Study finds that gene therapy for Leber Congenital Amaurosis (LCA) helps kids most
Scientists at OHSU Casey Eye Institute and Baylor College of Medicine's Cullen Eye Institute recently published findings from a clinical trial in the journal Ophthalmology, which showed that children had the greatest benefit from gene therapy for treatment of Leber Congenital Amaurosis (LCA), a rare genetic disorder that causes childhood blindness.
The two-year study included eight adults and four children and showed that treatment for LCA delivered by injection in the poorer-seeing eye was safe, which was the primary goal of the clinical trial. Sharpness of vision or visual field improved in nine out of 12 patients.
The study is the first to show improvement in visual field with the use of a novel analytical tool created by Richard Weleber, M.D., senior author and professor of ophthalmology in the OHSU Casey Eye Institute. Called Visual Field Modeling and Assessment, the tool is able to more accurately measure visual field, the total area in which objects can be seen (both central and side vision).

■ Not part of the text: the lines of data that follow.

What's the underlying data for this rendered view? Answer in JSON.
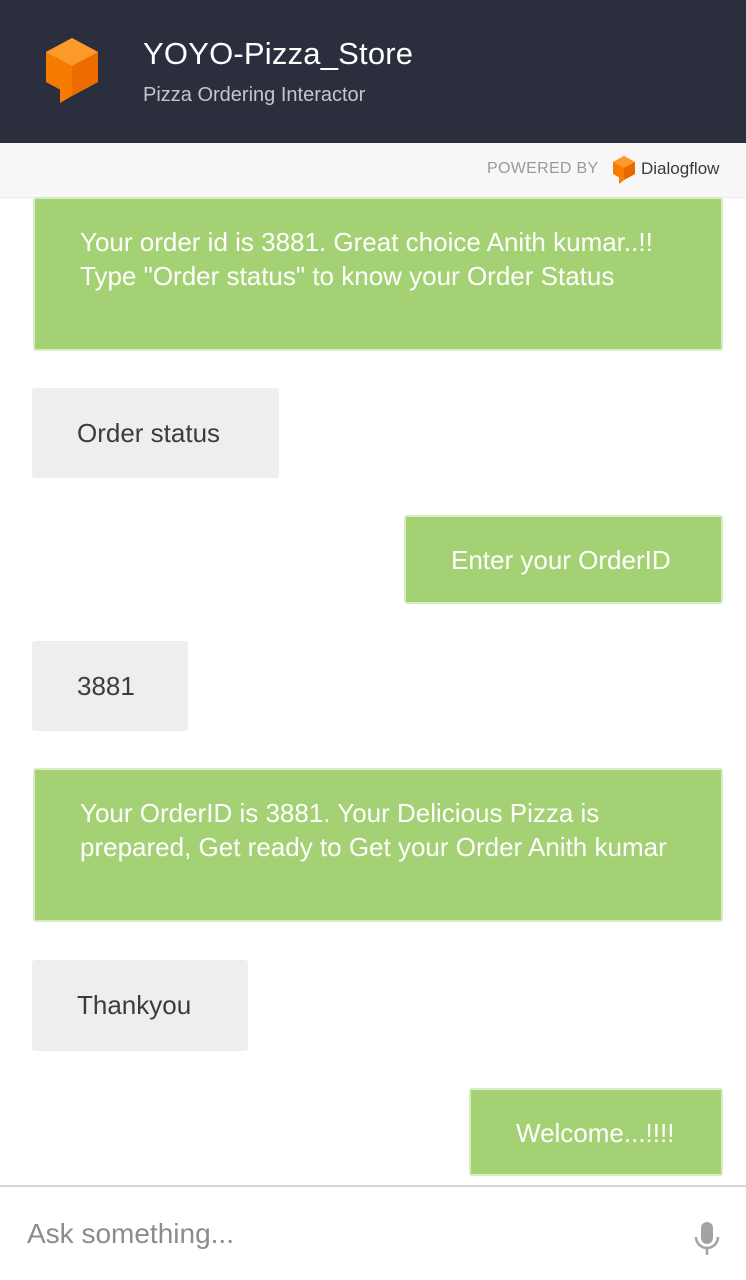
{
  "header": {
    "title": "YOYO-Pizza_Store",
    "subtitle": "Pizza Ordering Interactor",
    "logo_icon": "orange-cube-logo-icon",
    "background": "#2b2f3d"
  },
  "powered_by": {
    "label": "POWERED BY",
    "brand": "Dialogflow",
    "brand_icon": "dialogflow-logo-icon"
  },
  "messages": [
    {
      "sender": "bot",
      "text": "Your order id is 3881. Great choice Anith kumar..!! Type \"Order status\" to know your Order Status"
    },
    {
      "sender": "user",
      "text": "Order status"
    },
    {
      "sender": "bot",
      "text": "Enter your OrderID"
    },
    {
      "sender": "user",
      "text": "3881"
    },
    {
      "sender": "bot",
      "text": "Your OrderID is 3881. Your Delicious Pizza is prepared, Get ready to Get your Order Anith kumar"
    },
    {
      "sender": "user",
      "text": "Thankyou"
    },
    {
      "sender": "bot",
      "text": "Welcome...!!!!"
    }
  ],
  "input": {
    "placeholder": "Ask something...",
    "value": "",
    "mic_icon": "microphone-icon"
  },
  "colors": {
    "bot_bubble": "#a4d174",
    "user_bubble": "#eeeeee",
    "accent": "#f57c00"
  }
}
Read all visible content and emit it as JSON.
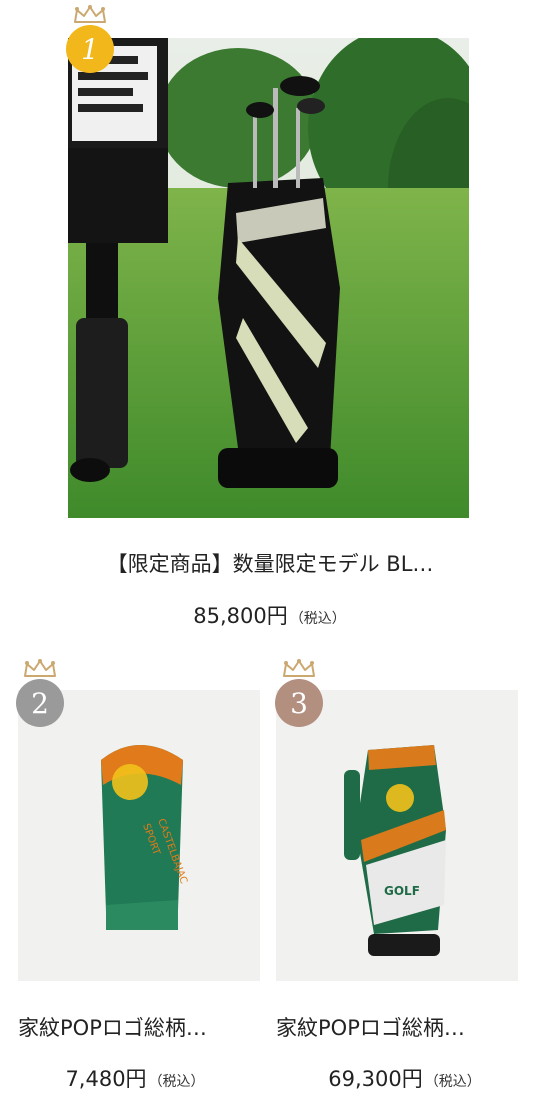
{
  "ranking": [
    {
      "rank": "1",
      "name": "【限定商品】数量限定モデル BL…",
      "price": "85,800円",
      "tax": "（税込）",
      "image_alt": "black and silver golf caddie bag on grass",
      "badge_color": "#f2b71b"
    },
    {
      "rank": "2",
      "name": "家紋POPロゴ総柄…",
      "price": "7,480円",
      "tax": "（税込）",
      "image_alt": "green headcover with logo",
      "badge_color": "#9a9a9a"
    },
    {
      "rank": "3",
      "name": "家紋POPロゴ総柄…",
      "price": "69,300円",
      "tax": "（税込）",
      "image_alt": "green and orange golf caddie bag",
      "badge_color": "#b38f80"
    }
  ],
  "icons": {
    "crown": "crown-icon",
    "crown_color": "#cba86f"
  }
}
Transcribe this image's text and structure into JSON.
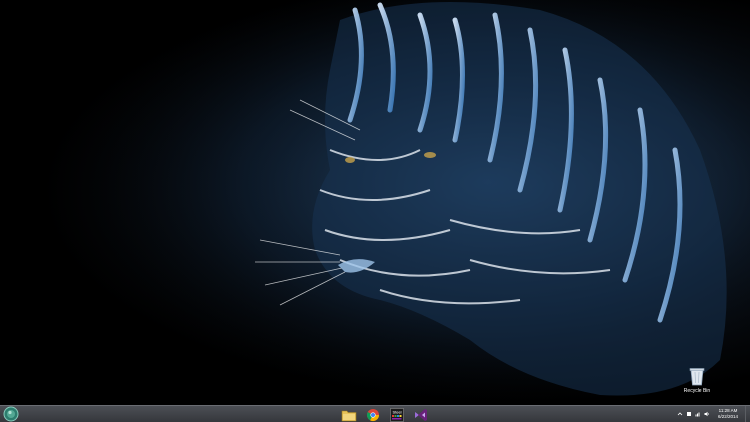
{
  "desktop": {
    "wallpaper": "fractal-tiger-icon",
    "icons": [
      {
        "label": "Recycle Bin",
        "icon": "recycle-bin-icon"
      }
    ]
  },
  "taskbar": {
    "start_icon": "windows-orb-icon",
    "pinned": [
      {
        "icon": "file-explorer-icon"
      },
      {
        "icon": "chrome-icon"
      },
      {
        "icon": "steel-app-icon",
        "text": "Steel"
      },
      {
        "icon": "visual-studio-icon"
      }
    ],
    "tray": {
      "icons": [
        "show-hidden-icon",
        "action-center-icon",
        "network-icon",
        "volume-icon"
      ],
      "time": "11:28 AM",
      "date": "6/22/2014"
    }
  },
  "colors": {
    "taskbar_top": "#4c4f55",
    "taskbar_bottom": "#35373c",
    "tiger_blue": "#3b6ea5",
    "tiger_white": "#e8eef5"
  }
}
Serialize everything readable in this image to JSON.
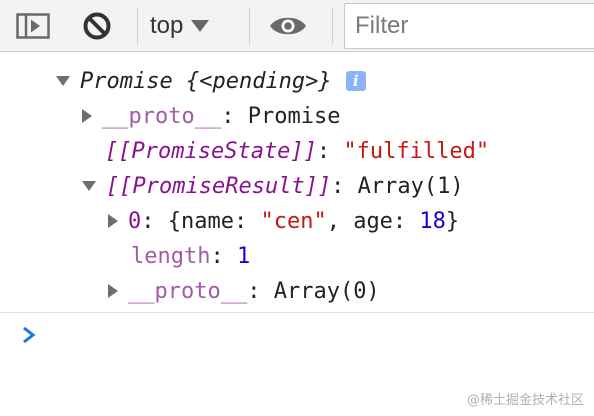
{
  "toolbar": {
    "context": "top",
    "filter_placeholder": "Filter"
  },
  "console": {
    "lines": [
      {
        "label": "Promise",
        "detail": "{<pending>}"
      },
      {
        "key": "__proto__",
        "colon": ":",
        "value": "Promise"
      },
      {
        "key": "[[PromiseState]]",
        "colon": ":",
        "value": "\"fulfilled\""
      },
      {
        "key": "[[PromiseResult]]",
        "colon": ":",
        "value": "Array(1)"
      },
      {
        "key": "0",
        "colon": ":",
        "value_parts": [
          "{name: ",
          "\"cen\"",
          ", age: ",
          "18",
          "}"
        ]
      },
      {
        "key": "length",
        "colon": ":",
        "value": "1"
      },
      {
        "key": "__proto__",
        "colon": ":",
        "value": "Array(0)"
      }
    ],
    "info_icon_text": "i"
  },
  "watermark": "@稀土掘金技术社区",
  "colors": {
    "key": "#881391",
    "string": "#c41a16",
    "number": "#1c00cf",
    "prompt": "#1a73e8",
    "info_badge": "#8ab4f8"
  }
}
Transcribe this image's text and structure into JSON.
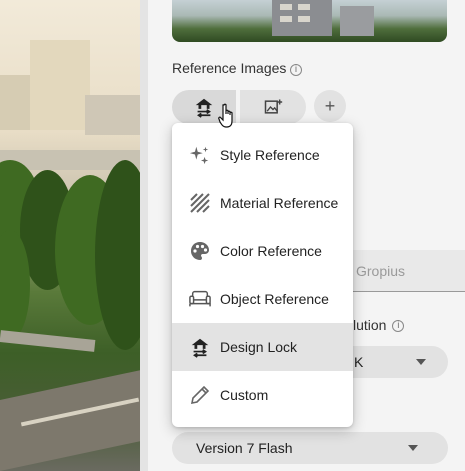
{
  "reference_images": {
    "label": "Reference Images",
    "info_icon": "info-icon",
    "add_symbol": "+"
  },
  "reference_menu": {
    "items": [
      {
        "label": "Style Reference",
        "icon": "sparkles-icon"
      },
      {
        "label": "Material Reference",
        "icon": "hatch-texture-icon"
      },
      {
        "label": "Color Reference",
        "icon": "palette-icon"
      },
      {
        "label": "Object Reference",
        "icon": "sofa-icon"
      },
      {
        "label": "Design Lock",
        "icon": "house-swap-icon",
        "active": true
      },
      {
        "label": "Custom",
        "icon": "pencil-icon"
      }
    ]
  },
  "text_field": {
    "value": "Gropius"
  },
  "resolution": {
    "label": "lution",
    "value": "K"
  },
  "model": {
    "value": "Version 7 Flash"
  },
  "colors": {
    "menu_active": "#e3e3e3",
    "panel_bg": "#f4f4f4",
    "chip_bg": "#e2e2e2"
  }
}
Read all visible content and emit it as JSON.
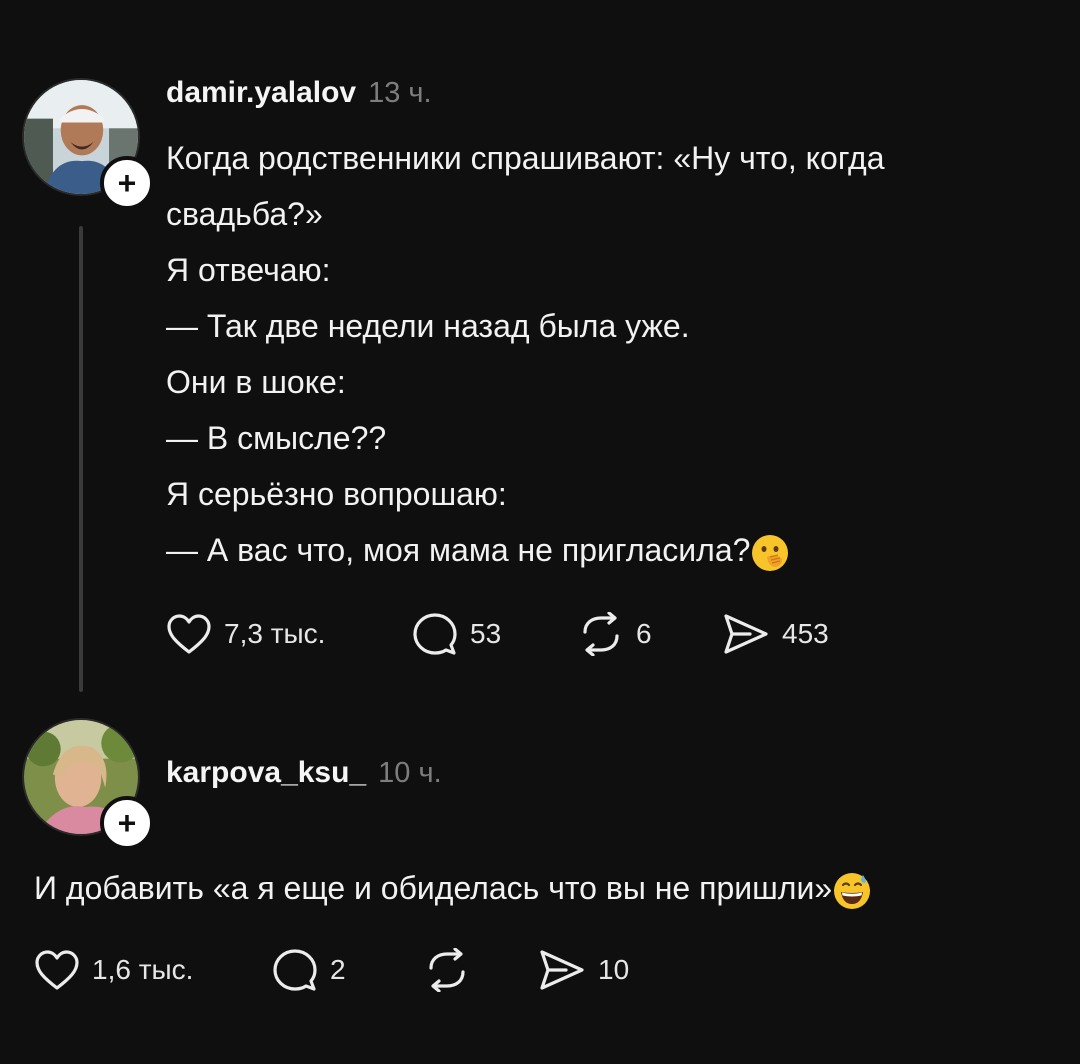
{
  "posts": [
    {
      "username": "damir.yalalov",
      "time": "13 ч.",
      "lines": [
        "Когда родственники спрашивают: «Ну что, когда",
        "свадьба?»",
        "Я отвечаю:",
        "— Так две недели назад была уже.",
        "Они в шоке:",
        "— В смысле??",
        "Я серьёзно вопрошаю:",
        "— А вас что, моя мама не пригласила?"
      ],
      "likes": "7,3 тыс.",
      "comments": "53",
      "reposts": "6",
      "shares": "453"
    },
    {
      "username": "karpova_ksu_",
      "time": "10 ч.",
      "text": "И добавить «а я еще и обиделась что вы не пришли»",
      "likes": "1,6 тыс.",
      "comments": "2",
      "reposts": "",
      "shares": "10"
    }
  ],
  "follow_symbol": "+"
}
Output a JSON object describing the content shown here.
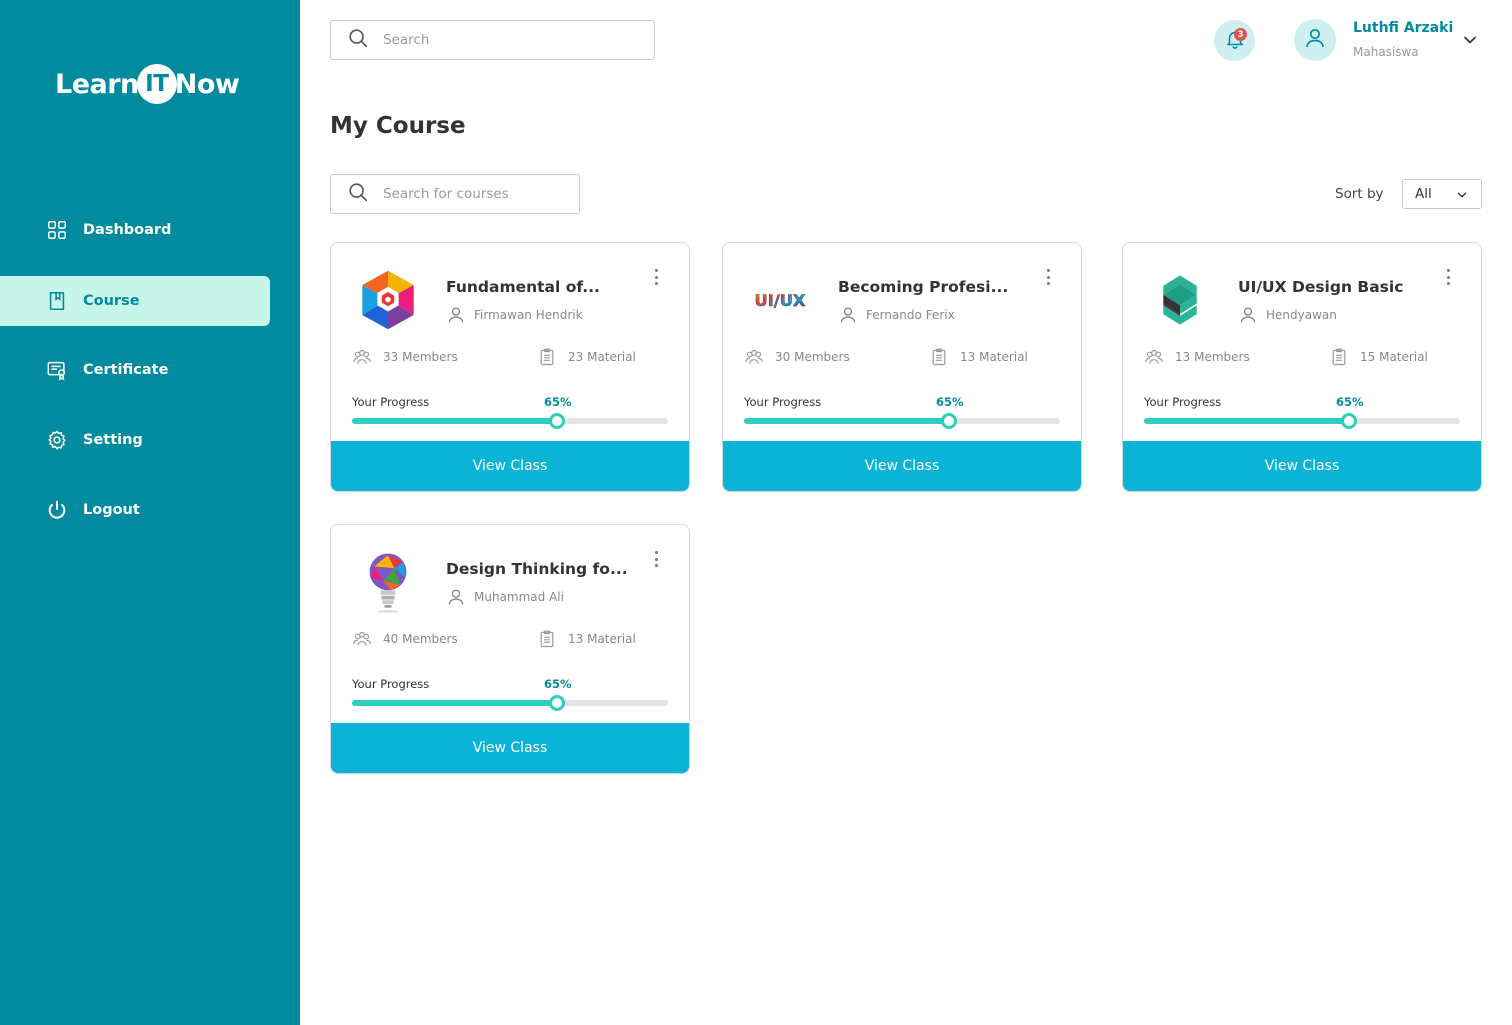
{
  "brand": {
    "part1": "Learn",
    "part2": "IT",
    "part3": "Now"
  },
  "sidebar": {
    "items": [
      {
        "label": "Dashboard",
        "icon": "grid-icon",
        "active": false
      },
      {
        "label": "Course",
        "icon": "book-icon",
        "active": true
      },
      {
        "label": "Certificate",
        "icon": "certificate-icon",
        "active": false
      },
      {
        "label": "Setting",
        "icon": "gear-icon",
        "active": false
      },
      {
        "label": "Logout",
        "icon": "power-icon",
        "active": false
      }
    ]
  },
  "header": {
    "search_placeholder": "Search",
    "notification_count": "3",
    "user_name": "Luthfi Arzaki",
    "user_role": "Mahasiswa"
  },
  "main": {
    "title": "My Course",
    "course_search_placeholder": "Search for courses",
    "sort_label": "Sort by",
    "sort_value": "All"
  },
  "courses": [
    {
      "title": "Fundamental of...",
      "mentor": "Firmawan Hendrik",
      "members": "33 Members",
      "materials": "23 Material",
      "progress_label": "Your Progress",
      "progress_text": "65%",
      "progress": 0.65,
      "button": "View Class",
      "logo": "hexagon-logo"
    },
    {
      "title": "Becoming Profesi...",
      "mentor": "Fernando Ferix",
      "members": "30 Members",
      "materials": "13 Material",
      "progress_label": "Your Progress",
      "progress_text": "65%",
      "progress": 0.65,
      "button": "View Class",
      "logo": "uiux-text-logo",
      "logo_text": "UI/UX"
    },
    {
      "title": "UI/UX Design Basic",
      "mentor": "Hendyawan",
      "members": "13 Members",
      "materials": "15 Material",
      "progress_label": "Your Progress",
      "progress_text": "65%",
      "progress": 0.65,
      "button": "View Class",
      "logo": "green-s-logo"
    },
    {
      "title": "Design Thinking fo...",
      "mentor": "Muhammad Ali",
      "members": "40 Members",
      "materials": "13 Material",
      "progress_label": "Your Progress",
      "progress_text": "65%",
      "progress": 0.65,
      "button": "View Class",
      "logo": "lightbulb-logo"
    }
  ],
  "colors": {
    "sidebar": "#028A9E",
    "active_bg": "#C7F5EA",
    "accent": "#0BB3D6",
    "progress": "#2ED0BD"
  }
}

"I am very optimistic about these study findings," said Weleber. "Gene replacement therapy has proven to be the most promising method to halt progression of childhood blindness due to single gene defects. The eye is a perfect platform for gene therapy because we can treat one eye to see how it responds compared to the other eye."
"Treatments for childhood blindness have profound effects because these children have their whole lives ahead of them," said David Wilson, M.D., director of the OHSU Casey Eye Institute, chair of the Department of Ophthalmology in the OHSU School of Medicine and study co-author. "Demonstrating the effectiveness of gene therapy in the eye will have broad implications for the rest of medicine as well."